15 juin 2009
La prise de conscience ne date pas d'aujourd'hui. Cela fait six ans que le développement durable entre pas à pas dans le festival lorientais. «C'est dans l'esprit du Festival interceltique de défendre la diversité culturelle. Il nous paraissait naturel d'établir un pont avec la défense de la biodiversité», explique CédricGuillotin, l'un des administrateurs du Fil. Concrètement, les petites touches se sont imposées au fil des années: partenariat avec la CTRL pour la mise en place de navettes bus et bateau et avec la SNCF pour des trajets aller-retour en TER à 10 EUR, mise en place d'un suivi énergétique, installation d'un village solidaire...
14 festivals bretons
«Avec cinq festivals bretons, on s'est mis autour d'une table pour échanger nos idées. On est arrivé à l'établissement d'une charte régionale en novembre2007. Là,elle vient d'être encore améliorée et elle sera signée pendant l'été par 14 festivals». Une charte qui s'appuie sur l'Agenda 21 régional, avec des engagements qui portent sur la collecte sélective, les supports de communication, la promotion du bio, la réduction des déchets, lestoilettes sèches, l'accessibilité aux personnes handicapées...
Un emploi contractualisé pendant quatre mois
À Lorient, ces déclinaisons sont de plus en plus visibles au fil des éditions. Et cette année encore davantage avec la contractualisation du poste de coordinatrice développement durable de Virginie Besnard, pendant quatre mois, et le recrutement de cinquante bénévoles. Dans les actions visibles, le tri sélectif, en partenariat avec Cap l'Orient, est devenu une figure imposée du village celte, le plus important site de restauration du Fil. Les gobelets en plastique sont également récupérés dans les bars du festival et valorisés... «Mais nous avons encore d'énormes progrès à faire», explique Virginie Besnard. «En 2008, seulement 13 tonnes de déchets ont été valorisées sur les 110 tonnes produites pendant les 10 jours de fête», explique-t-elle. «Cela montre que nous devons continuer à travailler sur le sujet et renforcer notre dispositif».
Toilettes sèches : la preuve par l'exemple
Testés l'an dernier sur le village solidaire, les gobelets réutilisables et lavables vont ainsi être expérimentés au mois d'août à plus grande échelle sur plusieurs sites. Quant aux toilettes sèches, elles seront encore plus nombreuses puisqu'une douzaine seront installées cette année et mises en valeur. «C'est un symbole.
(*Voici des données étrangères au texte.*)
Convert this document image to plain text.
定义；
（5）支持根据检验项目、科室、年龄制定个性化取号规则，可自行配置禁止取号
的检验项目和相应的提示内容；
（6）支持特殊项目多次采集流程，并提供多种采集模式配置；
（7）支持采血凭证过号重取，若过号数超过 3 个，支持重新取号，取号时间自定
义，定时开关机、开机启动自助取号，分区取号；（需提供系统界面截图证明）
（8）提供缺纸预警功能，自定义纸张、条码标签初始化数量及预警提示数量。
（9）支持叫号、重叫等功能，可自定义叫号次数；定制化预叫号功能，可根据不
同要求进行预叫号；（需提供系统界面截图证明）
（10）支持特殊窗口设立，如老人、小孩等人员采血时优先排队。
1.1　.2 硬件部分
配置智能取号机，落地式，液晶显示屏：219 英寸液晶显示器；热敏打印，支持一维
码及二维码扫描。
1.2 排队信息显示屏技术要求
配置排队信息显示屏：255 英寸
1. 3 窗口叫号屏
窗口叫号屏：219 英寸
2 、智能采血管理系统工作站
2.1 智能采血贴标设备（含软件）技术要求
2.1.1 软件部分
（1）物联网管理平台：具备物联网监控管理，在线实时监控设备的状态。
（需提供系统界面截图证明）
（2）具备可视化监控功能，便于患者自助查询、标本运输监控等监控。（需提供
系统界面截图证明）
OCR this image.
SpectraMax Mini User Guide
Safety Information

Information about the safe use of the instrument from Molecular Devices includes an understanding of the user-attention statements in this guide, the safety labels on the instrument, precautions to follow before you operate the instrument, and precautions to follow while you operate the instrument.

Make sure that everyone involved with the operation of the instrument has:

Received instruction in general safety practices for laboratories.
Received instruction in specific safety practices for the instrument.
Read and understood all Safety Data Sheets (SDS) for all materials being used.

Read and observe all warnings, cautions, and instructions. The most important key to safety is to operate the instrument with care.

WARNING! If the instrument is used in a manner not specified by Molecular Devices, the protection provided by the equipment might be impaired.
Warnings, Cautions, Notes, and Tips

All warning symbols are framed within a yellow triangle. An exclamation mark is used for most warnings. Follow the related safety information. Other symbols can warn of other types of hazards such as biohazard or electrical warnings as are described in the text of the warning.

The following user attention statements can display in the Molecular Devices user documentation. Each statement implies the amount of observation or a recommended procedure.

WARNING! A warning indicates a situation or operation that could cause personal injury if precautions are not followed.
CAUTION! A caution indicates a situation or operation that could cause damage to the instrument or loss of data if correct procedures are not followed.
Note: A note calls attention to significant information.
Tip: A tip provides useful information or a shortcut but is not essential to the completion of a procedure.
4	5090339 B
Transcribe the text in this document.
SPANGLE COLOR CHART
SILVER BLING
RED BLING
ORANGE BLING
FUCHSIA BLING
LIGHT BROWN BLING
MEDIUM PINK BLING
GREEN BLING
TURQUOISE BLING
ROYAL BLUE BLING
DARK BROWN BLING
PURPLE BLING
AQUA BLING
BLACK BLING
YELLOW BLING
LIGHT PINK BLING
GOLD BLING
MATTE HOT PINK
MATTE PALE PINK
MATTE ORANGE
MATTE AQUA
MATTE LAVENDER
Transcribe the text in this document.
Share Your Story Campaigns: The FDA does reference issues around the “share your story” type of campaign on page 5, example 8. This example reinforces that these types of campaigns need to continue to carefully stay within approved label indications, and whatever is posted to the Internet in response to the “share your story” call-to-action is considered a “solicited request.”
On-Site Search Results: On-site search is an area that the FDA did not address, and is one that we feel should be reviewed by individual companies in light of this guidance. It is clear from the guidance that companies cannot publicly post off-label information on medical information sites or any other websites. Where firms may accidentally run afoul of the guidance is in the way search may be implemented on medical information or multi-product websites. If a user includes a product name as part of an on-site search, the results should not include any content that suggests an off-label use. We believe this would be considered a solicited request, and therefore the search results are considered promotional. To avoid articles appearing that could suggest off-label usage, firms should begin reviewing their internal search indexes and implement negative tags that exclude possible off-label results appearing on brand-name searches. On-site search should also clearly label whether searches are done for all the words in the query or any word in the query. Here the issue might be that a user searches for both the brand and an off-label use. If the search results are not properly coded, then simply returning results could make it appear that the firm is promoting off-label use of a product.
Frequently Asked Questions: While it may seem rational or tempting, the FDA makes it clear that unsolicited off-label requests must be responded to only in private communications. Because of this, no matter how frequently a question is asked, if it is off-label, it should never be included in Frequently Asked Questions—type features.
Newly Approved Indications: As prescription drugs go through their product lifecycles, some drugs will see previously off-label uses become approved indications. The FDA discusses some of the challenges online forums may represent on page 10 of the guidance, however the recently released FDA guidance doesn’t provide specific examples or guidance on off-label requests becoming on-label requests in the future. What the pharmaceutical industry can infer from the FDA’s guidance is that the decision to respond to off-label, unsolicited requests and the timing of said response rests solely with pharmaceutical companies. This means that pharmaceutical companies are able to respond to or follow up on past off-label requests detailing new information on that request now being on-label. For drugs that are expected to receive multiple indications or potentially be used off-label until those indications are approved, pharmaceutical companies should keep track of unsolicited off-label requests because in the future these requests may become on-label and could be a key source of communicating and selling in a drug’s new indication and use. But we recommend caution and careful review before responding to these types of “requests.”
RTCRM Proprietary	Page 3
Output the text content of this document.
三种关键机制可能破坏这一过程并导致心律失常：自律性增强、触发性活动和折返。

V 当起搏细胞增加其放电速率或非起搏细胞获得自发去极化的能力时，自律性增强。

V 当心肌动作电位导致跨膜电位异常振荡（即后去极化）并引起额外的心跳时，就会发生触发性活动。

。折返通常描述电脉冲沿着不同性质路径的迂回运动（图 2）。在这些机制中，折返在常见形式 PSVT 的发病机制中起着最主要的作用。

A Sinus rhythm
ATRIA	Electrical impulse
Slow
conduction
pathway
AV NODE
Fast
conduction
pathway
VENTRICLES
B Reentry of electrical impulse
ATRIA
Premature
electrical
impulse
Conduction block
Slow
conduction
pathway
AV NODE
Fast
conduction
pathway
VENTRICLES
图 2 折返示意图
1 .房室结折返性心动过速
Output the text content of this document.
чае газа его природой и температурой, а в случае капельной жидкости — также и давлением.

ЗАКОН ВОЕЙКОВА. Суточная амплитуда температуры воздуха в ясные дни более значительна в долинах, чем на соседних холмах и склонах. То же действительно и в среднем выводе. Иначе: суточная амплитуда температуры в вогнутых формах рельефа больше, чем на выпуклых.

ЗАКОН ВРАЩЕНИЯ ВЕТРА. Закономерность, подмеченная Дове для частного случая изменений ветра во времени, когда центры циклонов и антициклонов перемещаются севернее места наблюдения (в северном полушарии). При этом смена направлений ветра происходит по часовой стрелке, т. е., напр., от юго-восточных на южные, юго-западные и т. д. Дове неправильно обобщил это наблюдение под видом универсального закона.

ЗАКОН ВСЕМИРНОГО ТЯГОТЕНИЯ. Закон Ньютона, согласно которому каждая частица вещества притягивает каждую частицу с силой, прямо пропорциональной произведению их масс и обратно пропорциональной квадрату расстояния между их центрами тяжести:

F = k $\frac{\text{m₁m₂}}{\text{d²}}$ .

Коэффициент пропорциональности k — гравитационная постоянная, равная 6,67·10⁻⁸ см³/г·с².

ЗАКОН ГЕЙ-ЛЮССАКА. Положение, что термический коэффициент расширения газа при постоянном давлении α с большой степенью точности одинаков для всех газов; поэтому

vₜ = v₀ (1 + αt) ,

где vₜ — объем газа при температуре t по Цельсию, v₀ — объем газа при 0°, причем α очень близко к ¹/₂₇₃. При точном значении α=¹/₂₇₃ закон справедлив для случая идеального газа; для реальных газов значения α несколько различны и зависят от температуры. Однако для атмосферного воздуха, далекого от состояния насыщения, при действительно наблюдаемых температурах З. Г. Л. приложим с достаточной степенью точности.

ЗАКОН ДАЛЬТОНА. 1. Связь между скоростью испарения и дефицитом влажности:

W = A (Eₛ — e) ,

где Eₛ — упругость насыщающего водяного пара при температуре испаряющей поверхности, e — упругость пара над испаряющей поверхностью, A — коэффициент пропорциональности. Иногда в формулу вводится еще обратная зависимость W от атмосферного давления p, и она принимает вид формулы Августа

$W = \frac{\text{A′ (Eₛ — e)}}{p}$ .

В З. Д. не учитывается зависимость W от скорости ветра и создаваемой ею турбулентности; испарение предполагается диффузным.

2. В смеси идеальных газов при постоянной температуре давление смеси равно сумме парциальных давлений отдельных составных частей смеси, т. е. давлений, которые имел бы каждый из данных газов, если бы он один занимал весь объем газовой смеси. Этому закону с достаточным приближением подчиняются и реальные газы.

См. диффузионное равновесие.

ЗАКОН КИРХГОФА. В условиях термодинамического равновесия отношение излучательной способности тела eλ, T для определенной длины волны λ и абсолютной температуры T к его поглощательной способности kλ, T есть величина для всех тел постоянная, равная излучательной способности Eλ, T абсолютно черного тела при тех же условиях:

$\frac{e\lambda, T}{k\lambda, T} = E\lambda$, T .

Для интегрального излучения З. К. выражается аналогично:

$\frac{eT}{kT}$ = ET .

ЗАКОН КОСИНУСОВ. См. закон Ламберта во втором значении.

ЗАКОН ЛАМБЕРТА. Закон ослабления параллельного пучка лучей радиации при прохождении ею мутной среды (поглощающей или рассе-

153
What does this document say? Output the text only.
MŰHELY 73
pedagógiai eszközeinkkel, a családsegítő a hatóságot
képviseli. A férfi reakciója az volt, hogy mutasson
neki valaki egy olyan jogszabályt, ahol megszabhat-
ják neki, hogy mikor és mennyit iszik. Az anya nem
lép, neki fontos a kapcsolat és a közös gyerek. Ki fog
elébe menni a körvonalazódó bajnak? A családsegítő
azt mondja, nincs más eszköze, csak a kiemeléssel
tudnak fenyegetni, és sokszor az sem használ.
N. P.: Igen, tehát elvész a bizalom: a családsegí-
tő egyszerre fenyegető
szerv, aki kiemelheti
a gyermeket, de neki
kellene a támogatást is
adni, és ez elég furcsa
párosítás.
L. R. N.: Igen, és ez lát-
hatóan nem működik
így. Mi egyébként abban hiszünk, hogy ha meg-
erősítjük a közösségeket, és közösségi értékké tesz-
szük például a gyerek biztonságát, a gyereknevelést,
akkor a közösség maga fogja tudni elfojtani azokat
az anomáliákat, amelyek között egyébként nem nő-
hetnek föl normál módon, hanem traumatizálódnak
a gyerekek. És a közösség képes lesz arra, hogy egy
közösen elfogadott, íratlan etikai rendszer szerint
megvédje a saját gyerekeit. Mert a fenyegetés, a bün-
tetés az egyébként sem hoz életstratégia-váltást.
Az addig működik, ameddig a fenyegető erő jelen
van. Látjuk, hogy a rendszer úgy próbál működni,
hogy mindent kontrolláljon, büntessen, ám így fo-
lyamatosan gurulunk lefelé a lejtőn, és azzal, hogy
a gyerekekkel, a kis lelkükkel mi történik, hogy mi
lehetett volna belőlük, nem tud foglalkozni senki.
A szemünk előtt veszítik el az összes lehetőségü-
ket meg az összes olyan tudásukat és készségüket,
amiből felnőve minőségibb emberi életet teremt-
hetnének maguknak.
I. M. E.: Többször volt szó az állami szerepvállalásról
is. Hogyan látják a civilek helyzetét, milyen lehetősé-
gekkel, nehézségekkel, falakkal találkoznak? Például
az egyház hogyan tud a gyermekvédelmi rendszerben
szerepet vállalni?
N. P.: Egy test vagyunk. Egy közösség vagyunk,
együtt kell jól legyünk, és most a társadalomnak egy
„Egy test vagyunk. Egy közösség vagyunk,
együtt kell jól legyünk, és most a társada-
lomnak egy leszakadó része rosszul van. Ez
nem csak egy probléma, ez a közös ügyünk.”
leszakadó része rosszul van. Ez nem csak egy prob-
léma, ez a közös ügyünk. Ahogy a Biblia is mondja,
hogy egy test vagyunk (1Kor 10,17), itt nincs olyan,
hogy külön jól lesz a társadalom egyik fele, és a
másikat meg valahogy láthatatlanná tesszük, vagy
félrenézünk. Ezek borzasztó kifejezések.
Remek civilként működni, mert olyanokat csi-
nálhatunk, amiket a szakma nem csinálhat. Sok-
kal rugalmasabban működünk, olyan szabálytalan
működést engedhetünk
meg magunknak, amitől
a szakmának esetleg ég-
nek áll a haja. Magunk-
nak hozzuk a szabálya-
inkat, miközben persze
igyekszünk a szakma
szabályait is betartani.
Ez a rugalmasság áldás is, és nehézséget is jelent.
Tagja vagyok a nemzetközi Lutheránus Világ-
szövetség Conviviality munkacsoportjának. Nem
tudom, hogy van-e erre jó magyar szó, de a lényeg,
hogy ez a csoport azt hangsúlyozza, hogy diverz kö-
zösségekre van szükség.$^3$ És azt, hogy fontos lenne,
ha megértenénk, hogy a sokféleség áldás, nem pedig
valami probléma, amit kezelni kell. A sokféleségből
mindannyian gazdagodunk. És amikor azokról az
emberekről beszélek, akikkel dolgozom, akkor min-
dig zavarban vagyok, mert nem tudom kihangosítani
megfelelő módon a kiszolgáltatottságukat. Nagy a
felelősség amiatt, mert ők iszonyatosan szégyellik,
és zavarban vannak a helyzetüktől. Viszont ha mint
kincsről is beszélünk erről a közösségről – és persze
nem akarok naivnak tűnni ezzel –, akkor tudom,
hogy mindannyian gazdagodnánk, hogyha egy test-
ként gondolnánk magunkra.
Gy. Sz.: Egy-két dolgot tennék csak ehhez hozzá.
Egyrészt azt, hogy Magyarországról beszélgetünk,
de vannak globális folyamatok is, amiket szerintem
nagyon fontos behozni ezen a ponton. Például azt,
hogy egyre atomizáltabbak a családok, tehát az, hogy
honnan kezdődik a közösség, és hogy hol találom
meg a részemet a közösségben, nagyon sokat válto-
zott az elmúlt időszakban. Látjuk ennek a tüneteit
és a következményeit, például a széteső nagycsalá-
Elles sont parfaitement intégrées et on n'a pas envie de les cacher», explique Virginie Besnard, qui organisait, samedi, une première formation pour ses bénévoles sur le sujet (lire ci-dessous). «Promouvoir les toilettes sèches ici, c'est promouvoir aussi leur usage domestique et faire la preuve par l'exemple. C'est un message positif que l'on fait passer». Le Village solidaire participe bien évidemment à cet effort collectif et à cette sensibilisation des festivaliers avec des animations sur la pêche responsable, le tourisme solidaire, l'habitat alternatif mais aussi l'agriculture, la biodiversité... «On table sur l'information ludique pour faire passer les messages», souligne Gwaldys Delaval, sa présidente. «C'est un travail de longue haleine et nous sommes encore loin du 100% développement durable», précise Cédric Guillotin, «mais nous souhaitons que les actions que nous menons soient durables dans le temps».